Generally, I don’t notice ads on websites. Most other people I speak to don’t, either. That’s not good news for the digital industry, which is facing a further threat in the form of ad-blocking software, the use of which is growing exponentially all over the world. And South Africa is no exception. So, digital ads have to be much cleverer to capture attention. One which did this week forms part of Coca-Cola’s latest campaign and it popped up while I was on IOL.
It featured a pic of someone downing a Coke in a very visually appealing way, but it was the line “Gif the feeling” which caught my attention. A GIF is an animated digital image. That piqued my curiosity, so I clicked and was taken to a place where I could type in my particular feeling and “activate” a specific GIF. I hit “hot” – which is when you really need a Coke – and, sure enough, I got a GIF. Then I caught myself because I realised that playing this game could become addictive – like swatting flies on screen with a digital tennis racket – so I went back to catching up on the news on IOL. However, I did realise I had been sucked in by an effective piece of marketing communication. And effective marketing communication gets an Orchid for Coca-Cola.
The other side of digital advertising is the sometimes bizarre ads that get “served” to you – whether on a website or on Facebook. Again on IOL, I began reading a piece on local “personality” Khanyi Mbau, written by colleague Debashine Thangevelo.
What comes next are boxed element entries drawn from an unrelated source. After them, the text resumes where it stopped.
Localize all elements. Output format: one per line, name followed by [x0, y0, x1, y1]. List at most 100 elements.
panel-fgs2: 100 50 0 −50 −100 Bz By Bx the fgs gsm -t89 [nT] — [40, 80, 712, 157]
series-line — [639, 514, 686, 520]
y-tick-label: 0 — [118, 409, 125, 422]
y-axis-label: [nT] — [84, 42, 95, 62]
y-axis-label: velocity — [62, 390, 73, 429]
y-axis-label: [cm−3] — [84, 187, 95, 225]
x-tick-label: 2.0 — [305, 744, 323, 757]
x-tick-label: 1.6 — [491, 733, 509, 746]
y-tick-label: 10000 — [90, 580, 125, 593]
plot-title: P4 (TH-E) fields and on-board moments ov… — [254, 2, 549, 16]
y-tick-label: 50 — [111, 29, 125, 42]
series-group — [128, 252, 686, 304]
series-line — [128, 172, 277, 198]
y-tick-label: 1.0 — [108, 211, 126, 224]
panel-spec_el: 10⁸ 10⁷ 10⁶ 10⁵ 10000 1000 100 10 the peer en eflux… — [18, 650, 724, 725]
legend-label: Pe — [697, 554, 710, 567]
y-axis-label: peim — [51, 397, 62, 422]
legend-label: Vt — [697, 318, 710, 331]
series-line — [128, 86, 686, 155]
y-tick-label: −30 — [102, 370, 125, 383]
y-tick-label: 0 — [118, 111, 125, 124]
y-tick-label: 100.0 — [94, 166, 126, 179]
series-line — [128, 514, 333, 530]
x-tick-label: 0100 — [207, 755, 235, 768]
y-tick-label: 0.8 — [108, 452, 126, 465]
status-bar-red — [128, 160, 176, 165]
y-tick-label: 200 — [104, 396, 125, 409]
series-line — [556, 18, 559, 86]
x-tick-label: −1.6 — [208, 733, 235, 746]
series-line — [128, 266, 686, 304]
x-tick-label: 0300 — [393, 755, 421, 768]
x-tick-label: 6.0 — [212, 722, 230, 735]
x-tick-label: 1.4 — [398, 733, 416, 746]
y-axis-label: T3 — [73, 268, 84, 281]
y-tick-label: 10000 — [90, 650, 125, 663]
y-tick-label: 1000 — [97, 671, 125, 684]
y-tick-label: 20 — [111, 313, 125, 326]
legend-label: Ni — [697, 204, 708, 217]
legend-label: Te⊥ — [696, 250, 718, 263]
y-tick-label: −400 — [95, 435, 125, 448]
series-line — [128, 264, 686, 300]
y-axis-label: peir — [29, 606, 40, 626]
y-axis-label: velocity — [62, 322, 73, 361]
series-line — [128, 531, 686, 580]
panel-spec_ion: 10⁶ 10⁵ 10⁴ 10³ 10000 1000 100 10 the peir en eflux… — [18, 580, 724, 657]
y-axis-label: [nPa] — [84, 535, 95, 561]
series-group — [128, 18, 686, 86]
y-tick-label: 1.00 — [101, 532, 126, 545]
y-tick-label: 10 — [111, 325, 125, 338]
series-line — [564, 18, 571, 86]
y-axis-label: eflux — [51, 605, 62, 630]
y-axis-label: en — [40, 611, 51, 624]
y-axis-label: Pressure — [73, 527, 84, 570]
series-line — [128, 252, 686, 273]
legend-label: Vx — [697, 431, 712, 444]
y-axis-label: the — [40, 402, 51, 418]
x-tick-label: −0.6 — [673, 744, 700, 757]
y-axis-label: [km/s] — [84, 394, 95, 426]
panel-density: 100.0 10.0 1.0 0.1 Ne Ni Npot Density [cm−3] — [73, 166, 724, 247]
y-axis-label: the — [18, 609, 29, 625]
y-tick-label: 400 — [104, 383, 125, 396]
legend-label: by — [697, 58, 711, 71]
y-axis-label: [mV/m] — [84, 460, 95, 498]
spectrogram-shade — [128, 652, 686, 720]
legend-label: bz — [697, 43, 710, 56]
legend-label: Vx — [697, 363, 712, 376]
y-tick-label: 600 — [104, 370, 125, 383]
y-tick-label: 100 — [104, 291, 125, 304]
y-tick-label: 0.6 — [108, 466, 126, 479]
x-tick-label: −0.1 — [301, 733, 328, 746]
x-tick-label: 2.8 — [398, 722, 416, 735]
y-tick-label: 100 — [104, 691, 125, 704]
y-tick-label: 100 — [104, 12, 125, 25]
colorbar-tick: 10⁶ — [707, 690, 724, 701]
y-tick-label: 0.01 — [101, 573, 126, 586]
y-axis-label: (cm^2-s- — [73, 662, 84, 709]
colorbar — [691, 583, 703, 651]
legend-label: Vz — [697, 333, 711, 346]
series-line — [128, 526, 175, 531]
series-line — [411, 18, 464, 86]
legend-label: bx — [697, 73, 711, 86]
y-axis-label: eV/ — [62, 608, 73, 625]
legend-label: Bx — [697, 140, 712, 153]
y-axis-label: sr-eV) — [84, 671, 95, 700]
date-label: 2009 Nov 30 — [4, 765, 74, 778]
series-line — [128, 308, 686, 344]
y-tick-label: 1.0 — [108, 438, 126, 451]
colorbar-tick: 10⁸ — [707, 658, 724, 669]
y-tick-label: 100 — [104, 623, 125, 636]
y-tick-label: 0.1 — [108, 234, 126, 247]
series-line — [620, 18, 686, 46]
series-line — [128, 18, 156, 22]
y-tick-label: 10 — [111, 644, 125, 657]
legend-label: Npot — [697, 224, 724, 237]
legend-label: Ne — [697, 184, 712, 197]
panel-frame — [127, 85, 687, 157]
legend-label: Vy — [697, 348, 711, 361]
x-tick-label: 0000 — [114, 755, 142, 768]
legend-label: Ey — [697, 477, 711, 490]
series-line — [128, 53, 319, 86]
Whatever you say about Khanyi, you cannot describe her as boring – and one needs to keep in touch with all sorts of societal trends in this job.
As I was reading, my eye fell on an ad alongside the piece – for a “Mobile jaw crusher”, a huge piece of earthmoving or mining machinery, judging by the photo. The company offering this piece was Kefid Machinery, located (as its website says) “in a historic city and transportation hub in central China-Zhengzhou”. The site itself was bizarre enough – especially the fey anime girl called Crystal, who is “inviting you for an online chat”. It turns out this is about Kefid’s service and not a lap dance, but you might be forgiven for mistaking the intention.
I wonder at the positioning of such an ad in such a jarring environment. Does Kefid really think a mover and shaker making decisions on the purchase of multi-million dollar pieces of equipment would be reading about Khanyi Mbau?
But the Onion doesn’t go to Kefid – because they had nothing to do with this. This was some form of automated “programmatic” digital buy. And that program deserves an Onion for wasting client money.